Tanzania’s foreign ministry said on Sunday a plan by the city’s administrative chief Paul Makonda to set up a committee to identify and arrest homosexual people did not represent the national government’s position.

But LGBT+ people in the port city told the Thomson Reuters Foundation the government was late in speaking out, and had stopped short of condemning Makonda’s public call to report gay people - fuelling homophobia in the country.

“Where was the government for all these days when Paul Makonda was calling on (the) public to report the names of suspected gays to be rounded up?” said one gay man, who declined to be named, via Whatsapp messages from Dar es Salaam.

“People are still scared and we are keeping a low profile. We remain on edge and are waiting to see if any arrests will happen as they were expect to start from this week.”

Gay sex is illegal in Tanzania and punishable by up to 30 years in jail. The law is rarely enforced, but activists say homophobia and attacks and arrests on sexual minorities have risen since President John Magufuli’s election in 2015.

Makonda’s planned anti-gay campaign has prompted the European Union to recall its envoy in Tanzania as it reviews relations with the east African nation.

The United States has warned its citizens to be cautious and “remove or protect images and language that may run afoul of Tanzanian laws regarding homosexual practices and explicit sexual activity”.

The United Nations, as well as LGBT+ campaigners, urged the Tanzanian government to do more and also punish those guilty of targeting sexual minorities.
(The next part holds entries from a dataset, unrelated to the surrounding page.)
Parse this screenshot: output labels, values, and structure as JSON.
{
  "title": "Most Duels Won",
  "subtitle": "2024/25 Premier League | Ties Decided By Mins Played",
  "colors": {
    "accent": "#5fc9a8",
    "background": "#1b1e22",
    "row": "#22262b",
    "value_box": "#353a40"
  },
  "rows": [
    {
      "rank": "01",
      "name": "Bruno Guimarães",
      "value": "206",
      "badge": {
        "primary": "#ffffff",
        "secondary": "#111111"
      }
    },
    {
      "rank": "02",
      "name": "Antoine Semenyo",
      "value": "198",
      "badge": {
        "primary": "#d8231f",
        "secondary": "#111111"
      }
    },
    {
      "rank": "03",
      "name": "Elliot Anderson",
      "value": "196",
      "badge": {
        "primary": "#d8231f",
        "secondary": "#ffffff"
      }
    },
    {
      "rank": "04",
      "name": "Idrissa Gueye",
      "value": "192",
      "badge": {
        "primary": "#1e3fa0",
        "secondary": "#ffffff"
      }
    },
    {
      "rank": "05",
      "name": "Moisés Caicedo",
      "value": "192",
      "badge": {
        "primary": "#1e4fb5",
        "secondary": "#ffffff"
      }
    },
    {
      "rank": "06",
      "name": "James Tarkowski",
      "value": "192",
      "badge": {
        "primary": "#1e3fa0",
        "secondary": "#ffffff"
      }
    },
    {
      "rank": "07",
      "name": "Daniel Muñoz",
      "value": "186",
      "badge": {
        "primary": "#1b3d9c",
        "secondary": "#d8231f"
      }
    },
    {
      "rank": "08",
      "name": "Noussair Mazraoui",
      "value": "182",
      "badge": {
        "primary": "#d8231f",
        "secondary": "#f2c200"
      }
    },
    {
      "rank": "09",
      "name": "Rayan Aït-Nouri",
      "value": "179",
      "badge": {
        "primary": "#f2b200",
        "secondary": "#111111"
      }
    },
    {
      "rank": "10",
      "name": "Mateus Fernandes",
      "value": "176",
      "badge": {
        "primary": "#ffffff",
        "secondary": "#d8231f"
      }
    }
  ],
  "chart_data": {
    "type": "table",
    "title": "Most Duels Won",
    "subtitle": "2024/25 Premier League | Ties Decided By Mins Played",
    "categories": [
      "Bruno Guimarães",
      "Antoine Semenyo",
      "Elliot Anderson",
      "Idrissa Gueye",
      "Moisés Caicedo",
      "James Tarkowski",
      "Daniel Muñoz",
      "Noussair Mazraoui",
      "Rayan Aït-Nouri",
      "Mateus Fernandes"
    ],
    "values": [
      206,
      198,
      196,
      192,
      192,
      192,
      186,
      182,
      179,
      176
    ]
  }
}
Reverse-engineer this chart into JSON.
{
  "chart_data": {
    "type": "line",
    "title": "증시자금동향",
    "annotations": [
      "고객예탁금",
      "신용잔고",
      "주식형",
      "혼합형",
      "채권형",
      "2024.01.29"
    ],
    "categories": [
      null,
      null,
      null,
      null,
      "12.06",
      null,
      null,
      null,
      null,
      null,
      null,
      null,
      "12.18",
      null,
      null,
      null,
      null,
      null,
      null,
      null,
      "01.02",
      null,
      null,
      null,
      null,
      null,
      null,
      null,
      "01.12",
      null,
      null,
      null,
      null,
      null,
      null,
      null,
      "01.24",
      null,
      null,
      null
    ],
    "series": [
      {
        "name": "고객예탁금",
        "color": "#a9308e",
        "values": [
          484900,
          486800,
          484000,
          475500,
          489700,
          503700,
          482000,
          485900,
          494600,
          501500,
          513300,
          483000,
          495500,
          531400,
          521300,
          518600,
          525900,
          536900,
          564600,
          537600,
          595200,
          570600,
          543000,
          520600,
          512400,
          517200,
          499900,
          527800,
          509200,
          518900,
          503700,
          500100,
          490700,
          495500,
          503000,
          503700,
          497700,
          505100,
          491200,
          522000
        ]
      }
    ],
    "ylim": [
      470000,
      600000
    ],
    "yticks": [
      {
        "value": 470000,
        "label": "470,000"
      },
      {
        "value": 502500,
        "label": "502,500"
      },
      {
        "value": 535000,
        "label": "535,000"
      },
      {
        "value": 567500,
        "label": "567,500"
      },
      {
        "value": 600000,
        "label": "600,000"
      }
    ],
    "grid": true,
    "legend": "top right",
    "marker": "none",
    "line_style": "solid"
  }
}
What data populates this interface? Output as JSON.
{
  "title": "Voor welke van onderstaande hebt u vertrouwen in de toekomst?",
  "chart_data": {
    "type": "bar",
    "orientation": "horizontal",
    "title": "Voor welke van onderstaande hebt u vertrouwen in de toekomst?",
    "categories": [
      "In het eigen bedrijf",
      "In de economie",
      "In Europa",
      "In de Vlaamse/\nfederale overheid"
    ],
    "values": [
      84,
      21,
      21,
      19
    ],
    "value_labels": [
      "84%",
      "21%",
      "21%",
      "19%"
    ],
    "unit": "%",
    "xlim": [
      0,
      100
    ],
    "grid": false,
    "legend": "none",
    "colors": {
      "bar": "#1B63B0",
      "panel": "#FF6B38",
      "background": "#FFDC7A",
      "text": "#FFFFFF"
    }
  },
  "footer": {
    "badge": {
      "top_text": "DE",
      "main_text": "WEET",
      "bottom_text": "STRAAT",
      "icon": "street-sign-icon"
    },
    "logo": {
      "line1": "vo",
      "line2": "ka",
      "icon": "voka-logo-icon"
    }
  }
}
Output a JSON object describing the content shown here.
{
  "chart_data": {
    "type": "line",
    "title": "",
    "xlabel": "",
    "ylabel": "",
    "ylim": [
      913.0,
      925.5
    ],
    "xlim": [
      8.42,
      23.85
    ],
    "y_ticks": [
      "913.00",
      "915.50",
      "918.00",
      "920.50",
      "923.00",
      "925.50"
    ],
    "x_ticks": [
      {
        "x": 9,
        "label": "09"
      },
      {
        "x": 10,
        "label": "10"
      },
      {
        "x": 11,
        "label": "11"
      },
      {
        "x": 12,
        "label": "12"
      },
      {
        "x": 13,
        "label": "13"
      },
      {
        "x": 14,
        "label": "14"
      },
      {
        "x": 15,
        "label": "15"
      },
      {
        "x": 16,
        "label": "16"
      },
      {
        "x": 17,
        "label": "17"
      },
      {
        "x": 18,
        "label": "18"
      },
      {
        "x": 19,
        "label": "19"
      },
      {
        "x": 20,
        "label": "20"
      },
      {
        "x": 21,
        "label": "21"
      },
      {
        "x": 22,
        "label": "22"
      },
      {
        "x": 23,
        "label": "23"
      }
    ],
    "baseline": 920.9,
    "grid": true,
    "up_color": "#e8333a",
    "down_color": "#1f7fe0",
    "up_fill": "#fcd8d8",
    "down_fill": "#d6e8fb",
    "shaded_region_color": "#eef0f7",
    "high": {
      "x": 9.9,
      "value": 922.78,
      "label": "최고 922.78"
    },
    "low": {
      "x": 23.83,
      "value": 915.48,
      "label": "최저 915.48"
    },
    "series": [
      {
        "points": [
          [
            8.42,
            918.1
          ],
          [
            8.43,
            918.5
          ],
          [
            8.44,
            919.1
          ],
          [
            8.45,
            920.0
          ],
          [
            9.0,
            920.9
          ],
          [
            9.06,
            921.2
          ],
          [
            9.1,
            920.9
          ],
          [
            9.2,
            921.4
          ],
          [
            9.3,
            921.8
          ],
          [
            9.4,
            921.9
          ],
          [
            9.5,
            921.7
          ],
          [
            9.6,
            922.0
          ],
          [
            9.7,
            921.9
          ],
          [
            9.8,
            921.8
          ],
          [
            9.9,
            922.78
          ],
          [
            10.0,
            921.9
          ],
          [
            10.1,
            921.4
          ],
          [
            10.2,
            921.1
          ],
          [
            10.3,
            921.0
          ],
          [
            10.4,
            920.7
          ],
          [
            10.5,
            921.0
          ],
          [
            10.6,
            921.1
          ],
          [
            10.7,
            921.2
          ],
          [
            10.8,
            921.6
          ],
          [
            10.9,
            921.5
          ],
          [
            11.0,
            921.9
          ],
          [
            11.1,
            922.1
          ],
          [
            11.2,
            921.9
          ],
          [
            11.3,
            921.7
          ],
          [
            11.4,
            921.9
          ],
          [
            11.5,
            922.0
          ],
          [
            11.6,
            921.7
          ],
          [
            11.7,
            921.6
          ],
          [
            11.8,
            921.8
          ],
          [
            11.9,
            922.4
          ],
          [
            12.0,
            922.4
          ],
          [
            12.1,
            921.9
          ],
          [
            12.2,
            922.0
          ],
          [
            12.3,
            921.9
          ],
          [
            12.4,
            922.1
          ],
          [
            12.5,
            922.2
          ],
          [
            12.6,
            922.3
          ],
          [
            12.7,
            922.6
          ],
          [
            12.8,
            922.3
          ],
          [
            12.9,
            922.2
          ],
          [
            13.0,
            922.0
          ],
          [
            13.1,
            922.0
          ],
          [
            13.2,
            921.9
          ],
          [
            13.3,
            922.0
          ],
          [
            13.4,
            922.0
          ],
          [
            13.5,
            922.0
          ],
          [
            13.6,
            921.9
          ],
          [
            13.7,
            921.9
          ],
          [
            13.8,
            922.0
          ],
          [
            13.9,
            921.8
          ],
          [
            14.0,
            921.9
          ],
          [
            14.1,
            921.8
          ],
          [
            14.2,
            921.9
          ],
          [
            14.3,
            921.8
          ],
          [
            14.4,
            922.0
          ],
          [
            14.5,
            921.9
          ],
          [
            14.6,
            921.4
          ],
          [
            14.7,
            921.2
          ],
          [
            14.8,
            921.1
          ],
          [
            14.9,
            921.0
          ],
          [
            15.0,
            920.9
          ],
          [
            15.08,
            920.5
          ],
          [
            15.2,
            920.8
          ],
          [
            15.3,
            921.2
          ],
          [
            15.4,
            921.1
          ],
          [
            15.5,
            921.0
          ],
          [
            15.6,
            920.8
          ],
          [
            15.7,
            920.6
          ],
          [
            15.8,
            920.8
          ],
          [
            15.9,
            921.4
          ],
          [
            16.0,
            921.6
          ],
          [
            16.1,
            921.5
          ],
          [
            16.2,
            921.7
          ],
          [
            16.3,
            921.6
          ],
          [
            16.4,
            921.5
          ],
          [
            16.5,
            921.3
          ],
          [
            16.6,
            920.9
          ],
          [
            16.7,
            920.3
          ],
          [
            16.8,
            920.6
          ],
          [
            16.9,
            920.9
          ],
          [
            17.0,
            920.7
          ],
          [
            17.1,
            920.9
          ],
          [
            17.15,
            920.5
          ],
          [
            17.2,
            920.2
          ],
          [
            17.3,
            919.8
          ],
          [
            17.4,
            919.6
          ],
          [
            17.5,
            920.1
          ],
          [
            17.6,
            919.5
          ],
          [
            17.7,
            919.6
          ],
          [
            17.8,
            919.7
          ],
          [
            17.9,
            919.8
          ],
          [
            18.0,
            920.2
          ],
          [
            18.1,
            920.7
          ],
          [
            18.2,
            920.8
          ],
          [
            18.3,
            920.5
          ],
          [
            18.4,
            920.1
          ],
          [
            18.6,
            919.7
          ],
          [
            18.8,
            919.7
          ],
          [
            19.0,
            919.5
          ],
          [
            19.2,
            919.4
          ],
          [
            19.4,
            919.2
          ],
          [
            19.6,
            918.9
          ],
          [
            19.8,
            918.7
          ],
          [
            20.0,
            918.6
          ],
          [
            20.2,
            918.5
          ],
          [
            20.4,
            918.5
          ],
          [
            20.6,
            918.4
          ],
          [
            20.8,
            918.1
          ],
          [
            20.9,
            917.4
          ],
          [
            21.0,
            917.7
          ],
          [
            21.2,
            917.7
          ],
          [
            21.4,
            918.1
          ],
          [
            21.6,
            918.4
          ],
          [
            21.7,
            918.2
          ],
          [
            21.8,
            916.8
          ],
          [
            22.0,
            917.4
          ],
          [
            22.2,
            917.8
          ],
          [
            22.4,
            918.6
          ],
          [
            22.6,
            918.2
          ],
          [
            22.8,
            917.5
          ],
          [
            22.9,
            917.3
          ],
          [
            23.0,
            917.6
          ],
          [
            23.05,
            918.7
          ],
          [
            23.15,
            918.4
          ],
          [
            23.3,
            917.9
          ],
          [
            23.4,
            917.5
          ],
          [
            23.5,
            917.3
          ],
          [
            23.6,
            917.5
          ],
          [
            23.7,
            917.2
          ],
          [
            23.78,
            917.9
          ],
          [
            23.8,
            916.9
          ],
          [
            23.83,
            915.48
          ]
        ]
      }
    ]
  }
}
“We welcome the statement by the government. However, we understand that LGBT individuals in Tanzania remain fearful,” said Ravina Shamdasani, spokesperson for the UN’s human rights office in a statement to the Thomson Reuters Foundation.

“We call on the authorities to take concrete action to ensure the safety and protection of LGBT people, and to hold accountable those who carry out acts of discrimination, harassment, violence against them.”

LGBT+ people said they had gone into hiding after Makonda’s statement last week - some had either stayed in their homes during the day for fear of being pointing out by their neighbors, while others had left to seek refuge elsewhere.

“We aren’t safe here at all,” said David, 24, who did not want to give his full name, by phone from Dar es Salaam. “We need guarantees that no one is going to come after us.”